Troops of the Indian army’s Shakti Vijay Brigade and Pakistan’s 54 Brigade have not waited for orders or permission from commanding officers to alert each other.

Abdur Rouf, a soldier of the Indian Army’s 12 Field Regiment from Basirhat, north of Calcutta, will carry back with him a story to narrate to his grandchildren.

Rouf was in a detachment manning the Rani Post, 25 metres from two Pakistani army posts, Point 1 and Point 2, yesterday. He saw a Pakistani soldier slip and fall down a hillside. The soldier could be seen by the Indians, but not by the Pakistanis.

The quake has loosened rocks and boulders all over these hills. Several bodies are trapped under them, invisible from aerial recces.

Saathi,” Rouf hollered. They could not hear. “Saathi, saathi,” his mates joined him in a chorus. This time they heard. “Aapka banda wahan gir gaya hain (Your chap has fallen there. Pick him up, we won’t fire.”

The Pakistani soldier was saved.

The officers know, and have even encouraged this fellowship. Helicopters that were forbidden from flying within less than a km from the LoC now fly to Tithwal and Bajarkot and Simara and Tarh, villages perched almost on the line.

The line here is the Kishanganga River, called Neelum on the Pakistani side.

The Pakistan army’s mujahid battalions across have responded in kind. An Indian soldier on patrol who strayed across the LoC during the quake was returned.

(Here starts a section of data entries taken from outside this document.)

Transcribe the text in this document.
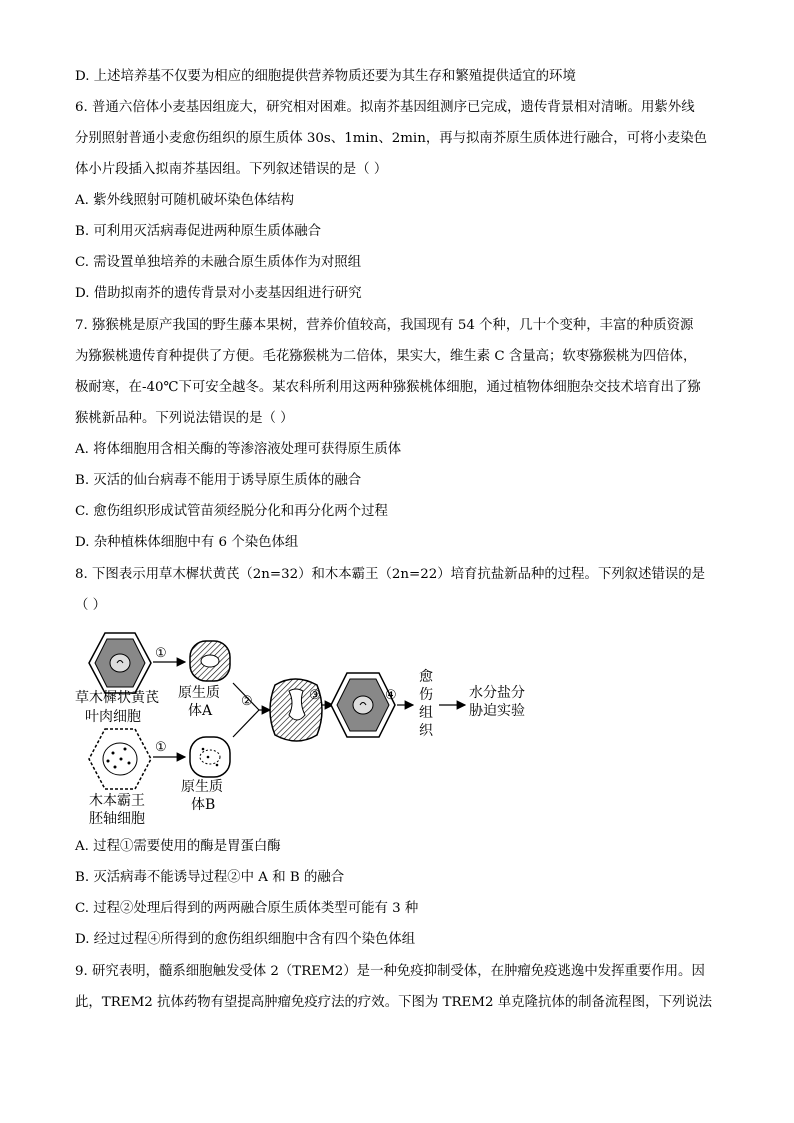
D. 上述培养基不仅要为相应的细胞提供营养物质还要为其生存和繁殖提供适宜的环境
6. 普通六倍体小麦基因组庞大，研究相对困难。拟南芥基因组测序已完成，遗传背景相对清晰。用紫外线
分别照射普通小麦愈伤组织的原生质体 30s、1min、2min，再与拟南芥原生质体进行融合，可将小麦染色
体小片段插入拟南芥基因组。下列叙述错误的是（ ）
A. 紫外线照射可随机破坏染色体结构
B. 可利用灭活病毒促进两种原生质体融合
C. 需设置单独培养的未融合原生质体作为对照组
D. 借助拟南芥的遗传背景对小麦基因组进行研究
7. 猕猴桃是原产我国的野生藤本果树，营养价值较高，我国现有 54 个种，几十个变种，丰富的种质资源
为猕猴桃遗传育种提供了方便。毛花猕猴桃为二倍体，果实大，维生素 C 含量高；软枣猕猴桃为四倍体，
极耐寒，在-40℃下可安全越冬。某农科所利用这两种猕猴桃体细胞，通过植物体细胞杂交技术培育出了猕
猴桃新品种。下列说法错误的是（ ）
A. 将体细胞用含相关酶的等渗溶液处理可获得原生质体
B. 灭活的仙台病毒不能用于诱导原生质体的融合
C. 愈伤组织形成试管苗须经脱分化和再分化两个过程
D. 杂种植株体细胞中有 6 个染色体组
8. 下图表示用草木樨状黄芪（2n=32）和木本霸王（2n=22）培育抗盐新品种的过程。下列叙述错误的是
（ ）
草木樨状黄芪
叶肉细胞
①
原生质
体A
木本霸王
胚轴细胞
①
原生质
体B
②	③	④
愈
伤
组
织
水分盐分
胁迫实验
A. 过程①需要使用的酶是胃蛋白酶
B. 灭活病毒不能诱导过程②中 A 和 B 的融合
C. 过程②处理后得到的两两融合原生质体类型可能有 3 种
D. 经过过程④所得到的愈伤组织细胞中含有四个染色体组
9. 研究表明，髓系细胞触发受体 2（TREM2）是一种免疫抑制受体，在肿瘤免疫逃逸中发挥重要作用。因
此，TREM2 抗体药物有望提高肿瘤免疫疗法的疗效。下图为 TREM2 单克隆抗体的制备流程图，下列说法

Cheetah and Chetak helicopters of the army’s aviation corps and the BSF ferry casualties from villages and posts all along the boundary here. The smaller helicopters fly between the hills to the helipad in Tangdhar. Casualties that have to be evacuated to a larger hospital in Srinagar are transferred to larger Mi-17 choppers.

Across the watershed, the Pakistani army is flying two- and four-seater Puma helicopters. The small helicopters look like glass-and-metal grasshoppers without wings. In the Pakistani village named Chilliana that can be seen from an Indian post the traffic is particularly heavy. An army officer says there are 30 children buried in the debris of a school there.

Pakistani soldiers of Pakistan-occupied Kashmir and mujahid battalions who man posts, some of them 11,000 to 14,000 feet high, have taken several times more casualties than the Indians.

As the crow flies, the epicentre of the quake is just about 25 km from here in the locality called Nausheri-Nausadda in the PoK capital, Muzaffarabad. The tremors did not stop at the LoC.

The military hospital in Tangdhar, the Indian brigade headquarters surrounded by the LoC on three sides, is almost entirely destroyed but is still functional. Three boulders the size of Ambassador cars rolled down and bounded through the hospital like tennis balls. Two soldiers were killed.

The Border Security Force’s 83rd battalion that is posted here along with the army has lost 14 of some 21 posts. Usually, naming and identifying military posts is fraught with risks. Not so now, because military posts on both sides have been devastated, more on the Pakistani side.

Some of the posts have beautiful names: Majmun and Usha, Talwar and Khan FDL (forward defended locality), Bukhari, Neeti and Nageena, Gayatri and Bijlidhar.

The BSF commandant at a post in Tithwal volunteered help to the Pakistanis on the other side. He saw Pakistani posts on the Kaferkhan Range in Lipa Valley, just west of here, come down with the entire rockface of the ridge.

“After that mountain came down,” he recalls, “we could not see anything because it was brown with dust”.